Alvinegro estreia hoje na Série D do Campeonato Brasileiro, diante o Mirassol, fora de casa; expectativa é superar desempenho do ano passado, quando alcançou as quartas de final

As ambições do Operário começam a ser testadas a partir de hoje, quando o clube ponta-grossense encara o Mirassol, às 19 horas, pela rodada de abertura da Série D do Campeonato Brasileiro.

É a segunda participação consecutiva do time de Vila Oficinas na quarta divisão nacional, e melhorar o desempenho do ano passado, quando quase garantiu o acesso à Série C, sendo eliminado nas quartas de final, é objetivo assumido pelo alvinegro.

Subir para a terceira divisão foi meta assumida pelos novos gestores de futebol do Operário, que falam, inclusive, em um planejamento a médio prazo vislumbrando por a equipe de Vila Oficinas na Série B em três anos.

REMANESCENTE Edson Grilo é um dos que estavam na campanha alvinegra no ano passado na Série D nacional - Foto: Rodrigo Covolan

REMANESCENTE Edson Grilo é um dos que estavam na campanha alvinegra no ano passado na Série D nacional
Foto: Rodrigo Covolan

Para isso, investiu pesado – em termos comparativos com a realidade da quarta divisão nacional – mantendo boa parte do elenco que fez a terceira melhor campanha no Paranaense deste ano, incluindo Amilton Oliveira, e ainda trouxe reforços que se destacaram no mesmo Estadual.

Em comparativo ao elenco que quase subiu no ano passado, muita coisa mudou. Do time que estreava diante o São José, no Rio Grande do Sul, nenhum jogador permaneceu em Vila Oficinas. Edson Grilo e Ícaro, contratados no decorrer são os únicos do time que começa jogando hoje à noite que defenderam o alvinegro na D do ano passado.
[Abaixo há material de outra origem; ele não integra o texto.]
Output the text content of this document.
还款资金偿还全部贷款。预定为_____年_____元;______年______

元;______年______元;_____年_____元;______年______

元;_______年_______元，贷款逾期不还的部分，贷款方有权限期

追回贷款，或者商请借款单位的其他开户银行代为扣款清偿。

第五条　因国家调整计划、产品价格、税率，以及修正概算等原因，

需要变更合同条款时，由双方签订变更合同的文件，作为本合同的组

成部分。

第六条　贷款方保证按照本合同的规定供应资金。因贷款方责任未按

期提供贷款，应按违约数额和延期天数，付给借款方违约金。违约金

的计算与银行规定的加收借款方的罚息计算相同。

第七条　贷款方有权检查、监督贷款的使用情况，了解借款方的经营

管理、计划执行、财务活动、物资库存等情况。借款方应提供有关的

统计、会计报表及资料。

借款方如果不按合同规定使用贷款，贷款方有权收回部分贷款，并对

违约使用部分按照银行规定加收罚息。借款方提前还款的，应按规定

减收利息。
A aposta de Amilton Oliveira é repetir a fórmula que deu certo no Paranaense. Montar uma equipe baseada em um meio campo de qualidade, sobretudo ofensivamente, e que atue com velocidade. O treinador, entretanto, garante que se preciso, muda estas características, de acordo com as exigências da competição. “Se der a gente vai correr também, temos jogadores de pegada também, se for preciso. Os jogadores sabem da responsabilidade, mas é um grupo qualificado”, garante o técnico.
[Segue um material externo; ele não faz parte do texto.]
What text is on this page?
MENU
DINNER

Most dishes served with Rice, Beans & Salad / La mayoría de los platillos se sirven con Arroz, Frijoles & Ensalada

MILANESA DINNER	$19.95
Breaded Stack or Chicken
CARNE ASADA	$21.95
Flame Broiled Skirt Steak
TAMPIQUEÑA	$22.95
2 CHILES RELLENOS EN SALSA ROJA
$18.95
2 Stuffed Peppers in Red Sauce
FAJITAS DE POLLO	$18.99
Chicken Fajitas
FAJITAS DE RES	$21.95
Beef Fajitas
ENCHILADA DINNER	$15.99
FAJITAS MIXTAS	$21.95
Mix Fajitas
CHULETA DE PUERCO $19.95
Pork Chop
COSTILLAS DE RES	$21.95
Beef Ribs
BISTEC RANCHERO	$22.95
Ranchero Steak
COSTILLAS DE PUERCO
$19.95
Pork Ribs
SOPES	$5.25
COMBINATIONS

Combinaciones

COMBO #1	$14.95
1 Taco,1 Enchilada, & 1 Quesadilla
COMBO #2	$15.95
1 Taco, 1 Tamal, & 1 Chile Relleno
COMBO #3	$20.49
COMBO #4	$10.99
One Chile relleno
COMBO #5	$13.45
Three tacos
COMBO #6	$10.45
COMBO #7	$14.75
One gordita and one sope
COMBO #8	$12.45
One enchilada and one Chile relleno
Improvisado na lateral-direita, o volante Serginho Paulista admite a ansiedade para a estreia na competição. “Estreia é um jogo diferente. Teve toda uma preparação especial para o jogo e é normal ter aquele frio na barriga, uma ansiedade. Mas a gente está bem preparado, o Amilton Oliveira passou algumas coisas sobre o adversário, e mais tarde vai passar mais algumas coisas”, atenua o jogador.

O Operário estreia diante o Mirassol, fora de casa, hoje, a partir das 19 horas com a seguinte escalação: Filipe, Serginho Paulista, João Paulo, Nelinho e George; Zé Leandro, Edson Grilo, Cícero e Ceará; Mateus e Ícaro.
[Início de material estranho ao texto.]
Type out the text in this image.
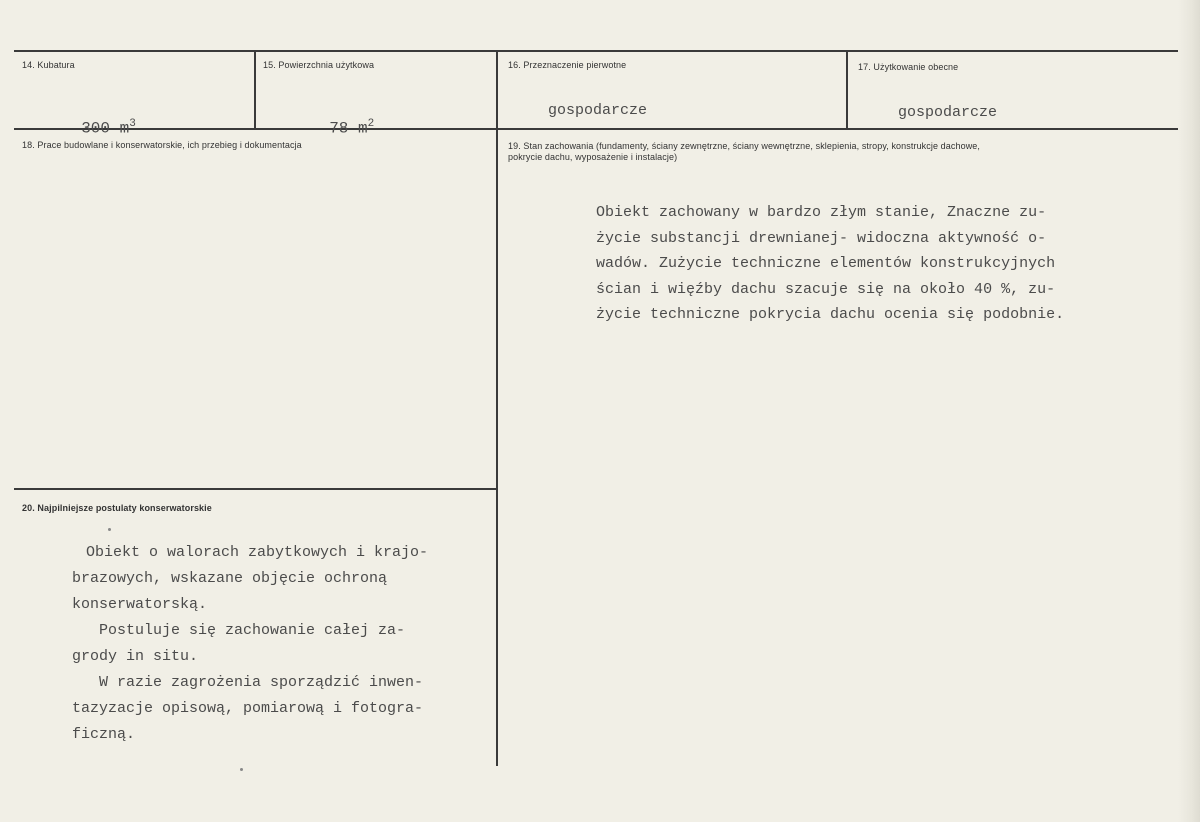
14. Kubatura

300 $m^3$

15. Powierzchnia użytkowa

78 $m^2$

16. Przeznaczenie pierwotne
gospodarcze
17. Użytkowanie obecne
gospodarcze
18. Prace budowlane i konserwatorskie, ich przebieg i dokumentacja	19. Stan zachowania (fundamenty, ściany zewnętrzne, ściany wewnętrzne, sklepienia, stropy, konstrukcje dachowe, pokrycie dachu, wyposażenie i instalacje)
Obiekt zachowany w bardzo złym stanie, Znaczne zu-
życie substancji drewnianej- widoczna aktywność o-
wadów. Zużycie techniczne elementów konstrukcyjnych
ścian i więźby dachu szacuje się na około 40 %, zu-
życie techniczne pokrycia dachu ocenia się podobnie.
20. Najpilniejsze postulaty konserwatorskie
Obiekt o walorach zabytkowych i krajo-
brazowych, wskazane objęcie ochroną
konserwatorską.
Postuluje się zachowanie całej za-
grody in situ.
W razie zagrożenia sporządzić inwen-
tazyzacje opisową, pomiarową i fotogra-
ficzną.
Distâncias e custos são desafios
Mais do que aspectos técnicos, os desafios da Série D nacional muitas vezes estão fora de campo. Longas distâncias a serem percorridas e os gastos excessivos na competição são apontados como principais empecilhos para os clubes que participam.

Os dirigentes do Operário admitem que a quarta divisão nacional não é interessante financeiramente falando, mas encaram a competição como uma espécie de investimento a longo prazo, antevendo acessos para as Série C e B, onde poderiam ter lucros e ver o retorno da quantia aplicada na competição deste ano.

As distâncias percorridas são outro desafio que a Série D impõe. Somente na primeira fase o clube ponta-grossense irá percorrer mais de cinco mil quilômetros. AS idas até Campo Grande3, onde irá enfrentar o Cene, e Gravataí, onde encara o Cerâmica, são os destinos mais distantes que o alvinegro irá percorrer na fase inicial.

Por Jeferson Augusto (Diário dos Campos – 17/7/2011).